This article is designed to introduce you the concepts of isolation levels—the concepts that every database programmer needs to know to develop applications that allow multi-user access to the database.
Data consistency is a term used to describe the accuracy of data. For example, suppose you have a table that maintains a count of vehicles available for sale in car dealerships. When a vehicle is transferred from dealership A to dealership B, the count has to decrease in dealership A and increase in dealership B. Both actions must take place; if one occurs and another does not, the data becomes inaccurate—data inconsistency occurs.
Data inconsistency can occur due to several factors:
- Data is accessed/updated by multiple users at the same time
- Transition fails to perform all necessary actions due to a crash
To prevent the occurrence of the above situations, a DBMS (database management system) relies on isolation levels and locks.
An isolation levels mechanism is used to isolate each transaction in a multi-user environment. The correct use of the isolation levels mechanism prevents applications from introducing errors that can occur from the following situations:
1. Lost Updates: This situation occurs when two transactions attempt to update the same data. Consider the following example:
- Transaction A reads row 1.
- Transaction B reads row 1.
- Transaction A updates row 1.
- Transaction B updates row 1, overlaying changes applied by Transaction A.
In the above situation, updates performed by Transaction A are lost.
2. Dirty Reads: This situation occurs when transactions read data that has not been committed. Consider the following example:
- Transaction A inserts row 1 without committing.

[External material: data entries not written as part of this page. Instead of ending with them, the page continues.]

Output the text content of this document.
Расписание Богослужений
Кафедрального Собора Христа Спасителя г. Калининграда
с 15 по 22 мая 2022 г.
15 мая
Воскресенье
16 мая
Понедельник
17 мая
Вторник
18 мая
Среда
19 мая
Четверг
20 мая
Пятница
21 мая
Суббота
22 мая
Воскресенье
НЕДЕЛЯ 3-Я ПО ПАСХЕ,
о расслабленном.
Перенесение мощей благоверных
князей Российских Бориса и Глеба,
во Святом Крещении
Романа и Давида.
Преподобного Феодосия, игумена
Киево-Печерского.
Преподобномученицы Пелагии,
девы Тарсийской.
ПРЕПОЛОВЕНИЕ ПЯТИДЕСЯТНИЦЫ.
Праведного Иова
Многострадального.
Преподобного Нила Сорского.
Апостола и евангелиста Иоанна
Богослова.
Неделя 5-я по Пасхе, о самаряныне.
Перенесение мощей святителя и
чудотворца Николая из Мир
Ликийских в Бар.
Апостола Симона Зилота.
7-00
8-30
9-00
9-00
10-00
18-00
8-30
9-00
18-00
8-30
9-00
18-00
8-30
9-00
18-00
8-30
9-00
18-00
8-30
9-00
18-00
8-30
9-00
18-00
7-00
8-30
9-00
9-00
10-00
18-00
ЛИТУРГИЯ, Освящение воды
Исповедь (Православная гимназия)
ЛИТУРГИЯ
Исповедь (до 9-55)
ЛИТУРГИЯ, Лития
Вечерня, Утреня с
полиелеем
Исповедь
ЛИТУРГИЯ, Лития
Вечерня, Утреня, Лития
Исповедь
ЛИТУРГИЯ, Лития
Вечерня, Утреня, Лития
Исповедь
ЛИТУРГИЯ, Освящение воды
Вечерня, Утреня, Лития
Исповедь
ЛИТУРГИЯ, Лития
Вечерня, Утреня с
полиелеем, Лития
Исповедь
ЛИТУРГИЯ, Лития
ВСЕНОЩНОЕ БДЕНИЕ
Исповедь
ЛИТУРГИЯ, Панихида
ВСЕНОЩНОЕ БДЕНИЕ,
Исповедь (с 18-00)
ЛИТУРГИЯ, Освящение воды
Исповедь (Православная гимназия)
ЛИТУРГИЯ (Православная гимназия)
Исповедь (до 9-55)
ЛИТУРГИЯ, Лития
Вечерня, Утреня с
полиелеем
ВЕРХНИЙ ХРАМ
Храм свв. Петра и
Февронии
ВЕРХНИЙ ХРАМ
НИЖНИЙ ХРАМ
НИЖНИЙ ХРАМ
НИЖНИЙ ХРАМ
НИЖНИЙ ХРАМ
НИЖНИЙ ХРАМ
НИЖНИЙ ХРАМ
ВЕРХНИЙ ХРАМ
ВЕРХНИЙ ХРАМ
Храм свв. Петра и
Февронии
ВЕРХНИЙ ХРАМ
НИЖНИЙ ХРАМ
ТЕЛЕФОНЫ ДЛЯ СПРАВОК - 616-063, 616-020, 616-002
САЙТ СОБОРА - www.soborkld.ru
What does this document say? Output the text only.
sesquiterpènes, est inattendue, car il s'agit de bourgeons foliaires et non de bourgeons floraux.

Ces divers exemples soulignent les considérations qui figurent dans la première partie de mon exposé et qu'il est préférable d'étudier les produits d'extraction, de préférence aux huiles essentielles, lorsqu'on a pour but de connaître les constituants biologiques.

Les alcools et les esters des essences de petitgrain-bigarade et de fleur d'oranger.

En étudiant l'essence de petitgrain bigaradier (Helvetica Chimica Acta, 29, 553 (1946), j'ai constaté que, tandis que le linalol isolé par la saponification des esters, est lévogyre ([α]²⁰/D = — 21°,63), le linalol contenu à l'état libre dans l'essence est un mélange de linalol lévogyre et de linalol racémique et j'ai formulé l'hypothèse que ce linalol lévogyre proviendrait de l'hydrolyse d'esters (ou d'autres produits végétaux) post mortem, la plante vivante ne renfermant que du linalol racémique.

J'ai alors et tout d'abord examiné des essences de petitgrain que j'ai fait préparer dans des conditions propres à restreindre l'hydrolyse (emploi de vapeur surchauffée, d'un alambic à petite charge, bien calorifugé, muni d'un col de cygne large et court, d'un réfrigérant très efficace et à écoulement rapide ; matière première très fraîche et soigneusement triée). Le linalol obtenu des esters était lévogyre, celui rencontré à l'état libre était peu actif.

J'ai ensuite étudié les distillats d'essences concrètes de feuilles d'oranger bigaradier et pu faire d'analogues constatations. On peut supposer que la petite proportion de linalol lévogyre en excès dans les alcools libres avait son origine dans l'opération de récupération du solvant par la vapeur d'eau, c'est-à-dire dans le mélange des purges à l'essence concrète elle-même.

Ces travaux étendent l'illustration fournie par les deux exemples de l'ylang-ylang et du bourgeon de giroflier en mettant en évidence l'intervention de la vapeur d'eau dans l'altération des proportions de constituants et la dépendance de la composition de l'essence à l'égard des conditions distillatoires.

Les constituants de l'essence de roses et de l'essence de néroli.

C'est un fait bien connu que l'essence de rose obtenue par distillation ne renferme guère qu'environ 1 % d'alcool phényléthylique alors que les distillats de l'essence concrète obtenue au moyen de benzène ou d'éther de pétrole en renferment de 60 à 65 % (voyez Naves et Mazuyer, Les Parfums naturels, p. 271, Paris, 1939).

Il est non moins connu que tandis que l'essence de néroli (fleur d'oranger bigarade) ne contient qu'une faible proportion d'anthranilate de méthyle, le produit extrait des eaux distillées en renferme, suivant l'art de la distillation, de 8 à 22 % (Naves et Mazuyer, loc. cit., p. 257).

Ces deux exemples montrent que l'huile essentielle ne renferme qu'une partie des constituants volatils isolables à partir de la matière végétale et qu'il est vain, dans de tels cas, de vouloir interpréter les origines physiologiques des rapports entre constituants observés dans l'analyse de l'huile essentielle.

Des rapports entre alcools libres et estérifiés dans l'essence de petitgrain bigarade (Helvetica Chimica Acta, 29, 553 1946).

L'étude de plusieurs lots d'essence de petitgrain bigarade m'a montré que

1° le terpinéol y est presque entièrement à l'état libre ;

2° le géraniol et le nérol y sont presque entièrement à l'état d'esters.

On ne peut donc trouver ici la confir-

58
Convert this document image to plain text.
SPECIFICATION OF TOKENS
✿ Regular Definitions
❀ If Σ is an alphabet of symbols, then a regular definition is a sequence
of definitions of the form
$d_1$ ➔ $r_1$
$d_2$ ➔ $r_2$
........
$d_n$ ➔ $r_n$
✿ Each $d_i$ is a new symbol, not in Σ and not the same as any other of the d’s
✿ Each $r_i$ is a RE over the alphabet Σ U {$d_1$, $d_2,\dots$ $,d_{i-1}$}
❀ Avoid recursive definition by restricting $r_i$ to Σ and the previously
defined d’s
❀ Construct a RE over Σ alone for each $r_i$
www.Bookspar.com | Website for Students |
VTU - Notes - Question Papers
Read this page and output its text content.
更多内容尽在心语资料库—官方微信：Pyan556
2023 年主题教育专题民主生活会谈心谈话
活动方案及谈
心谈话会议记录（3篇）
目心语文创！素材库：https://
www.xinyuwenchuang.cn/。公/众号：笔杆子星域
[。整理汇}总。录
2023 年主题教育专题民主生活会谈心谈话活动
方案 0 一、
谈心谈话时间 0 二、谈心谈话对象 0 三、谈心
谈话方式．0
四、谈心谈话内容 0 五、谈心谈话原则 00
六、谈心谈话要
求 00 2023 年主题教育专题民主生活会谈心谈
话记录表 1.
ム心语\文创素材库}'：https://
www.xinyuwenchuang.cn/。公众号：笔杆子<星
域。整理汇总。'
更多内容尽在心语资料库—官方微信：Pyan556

- Transaction B reads row 1.
- Transaction B rolls back row 1.
- Transaction A now has a row that physically does not exist.
3. Nonrepeatable Reads: This situation occurs when a transaction reads the same query multiple times and results are not the same each time. Consider the following example:
- Transaction A reads a row of data.
- Transaction B modifies this row and commits.
- Transaction A re-reads the same row and sets back different data values.
4. Phantoms: This situation occurs when a row of data matches the first time but does not match subsequent times. Consider the following example:
- Transaction A reads two rows based on a Query A where clause.
- Transaction B inserts a new row that happens to fall under Transaction A Query A's where clause.
- Transaction A runs Query A again and now gets back three rows.
The above four phenomenona demonstrate that there is a need to utilize a mechanism called ISOLATION LEVELS. The next sections of this article will explain DB2 isolation levels. Most of the rules regarding isolation levels are the same across most transactional databases but some rules may vary; therefore, I advise you consult other sources when dealing with databases other than DB2. A DB2 database supports four isolation levels:
- REPEATABLE READ: Protects against Lost Updates, Dirty Reads, Nonrepeatable Reads, and Phantoms
- READ STABILITY: Protects against Lost Updates, Dirty Reads, and Nonrepeatable Reads. Read stability does not protect against Phantoms.
- CURSOR STABILITY: Protects against Nonrepeatable Reads and Phantoms. Cursor Stability does not protect against Lost Updates and Dirty Reads.
- UNCOMMITED READ: Protects against Lost Updates. Uncommitted Read does not protect against Phantoms, Dirty Reads, and Nonrepeatable Reads.
This isolation level is the most restrictive of the four. It makes sure that none of the phenomenona will occur. It is also the most restrictive when it comes to database concurrency. (Database concurrency controls ensure that transactions occur in an ordered fashion. The main job of these controls is to protect transactions issued by different users/applications from the effects of each other. They must preserve the four characteristics of database transactions: atomicity, isolation, consistency and durability.) When a transaction with isolation level REAPETABLE READ (RR) executes, it locks every row it references. It is important to understand that the lock is held for every row, not only rows that are updated, but also those that are merely selected. Consider the following situation:
A car dealership manager is executing a report that produces a total number of vehicles for sale. During this time, a salesperson is attempting to submit a purchase order that will decrement the number of vehicles on the lot. If the manager's report is running with isolation level RR, the purchase order will not go through because all rows are being locked by the manager's report.
The above situation reveals the importance of understanding the implications of using the Repeatable Read isolation level.
Now, look at another example but in more technical terms:
- Transaction A with Repeatable Read isolation level selects all rows on table A.
- Transaction B attempts to update any of the rows selected by Transaction A and fails because all rows selected by Transaction A are locked.
Read Stability is not as restrictive as the Repeatable Read isolation level; therefore, it does not prevent all the phenomenona. The difference between Read Stability and Repeatable Read is as follows:
In Read Stability, only rows that are retrieved or modified are locked, whereas in Repeatable Read, all rows that are being referenced are locked. This crucial difference makes Phantoms possible, but protects against Lost Updates, Dirty Reads, and Nonrepeatable Reads. Look at the following scenario:
- Transaction A with isolation level Read Stability selects row 1.
- Transaction B cannot update row 1 while Transaction B is holding a lock on row 1. This prevents against Lost Updates, Dirty Reads, and Nonrepeatable Reads.
- Transaction B can insert a new row that can show up in a result set of Transaction A. This allows for Phantoms.